In the bulletin, AMR points to several companies involved in the space that they see as having significant potential to impact the shape of this market. Again bolstered through announcements seen at formnext, AMR’s predictions draw from acquisitions and new products seen that are set to challenge more established players’ standing.

“This is evidenced by continued decline in hardware sales from both Stratasys and 3D Systems. However, we see the market continue to be buoyed by new entrants, and we think that the sheer volume of products now available in this segment continue to drive overall growth and create a very positive long term outlook. In particular, through 2020 we see increasing market growth (by measure of professional AM/3DP unit sales in the polymer/composite segment) returning to historically established levels of around 20 percent CAGR. This will be driven extensively by the polymer powder bed fusion and photopolymerization technology subsegments.”
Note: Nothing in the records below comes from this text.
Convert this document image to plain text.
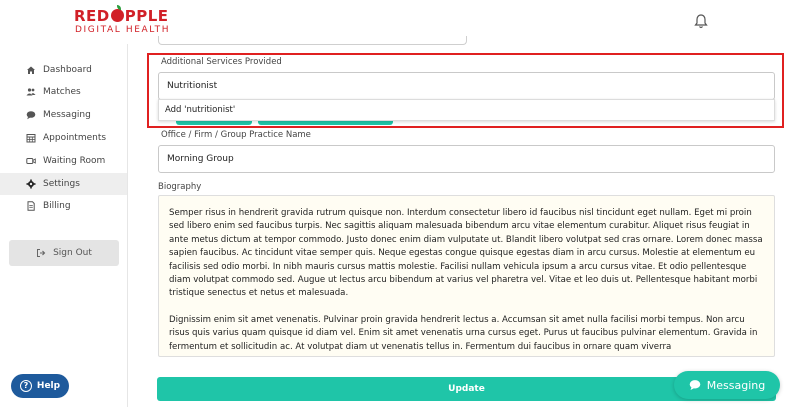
RED PPLE
DIGITAL HEALTH
Dashboard
Matches
Messaging
Appointments
Waiting Room
Settings
Billing
Sign Out
Additional Services Provided
Nutritionist
Add 'nutritionist'
Office / Firm / Group Practice Name
Morning Group
Biography

Semper risus in hendrerit gravida rutrum quisque non. Interdum consectetur libero id faucibus nisl tincidunt eget nullam. Eget mi proin sed libero enim sed faucibus turpis. Nec sagittis aliquam malesuada bibendum arcu vitae elementum curabitur. Aliquet risus feugiat in ante metus dictum at tempor commodo. Justo donec enim diam vulputate ut. Blandit libero volutpat sed cras ornare. Lorem donec massa sapien faucibus. Ac tincidunt vitae semper quis. Neque egestas congue quisque egestas diam in arcu cursus. Molestie at elementum eu facilisis sed odio morbi. In nibh mauris cursus mattis molestie. Facilisi nullam vehicula ipsum a arcu cursus vitae. Et odio pellentesque diam volutpat commodo sed. Augue ut lectus arcu bibendum at varius vel pharetra vel. Vitae et leo duis ut. Pellentesque habitant morbi tristique senectus et netus et malesuada.

Dignissim enim sit amet venenatis. Pulvinar proin gravida hendrerit lectus a. Accumsan sit amet nulla facilisi morbi tempus. Non arcu risus quis varius quam quisque id diam vel. Enim sit amet venenatis urna cursus eget. Purus ut faucibus pulvinar elementum. Gravida in fermentum et sollicitudin ac. At volutpat diam ut venenatis tellus in. Fermentum dui faucibus in ornare quam viverra

Update
? Help	Messaging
On the materials side in polymers, AMR notes that “mechanically superior composites” are beginning to truly take center stage. AMR’s association with SmarTech allows for an in-depth view of and forecast for these materials. AMR additionally points to several key applications for composites and notes some of the specific reinforcements added to polymer materials that are driving demand.


Scott_Dunham

AMR lead analyst Scott Dunham

The most recent bulletins from AMR again showcase the insights we can glean from the experienced team at AMR. Lead analyst Dunham’s commentary offers us a clearer picture as well of the shaping of the industry as we can expect to see it shape up.

We here at 3DPrint.com will continue to follow closely as AMR reveals each month’s biggest trends, keeping us up to the minute on the state of the additive manufacturing industry.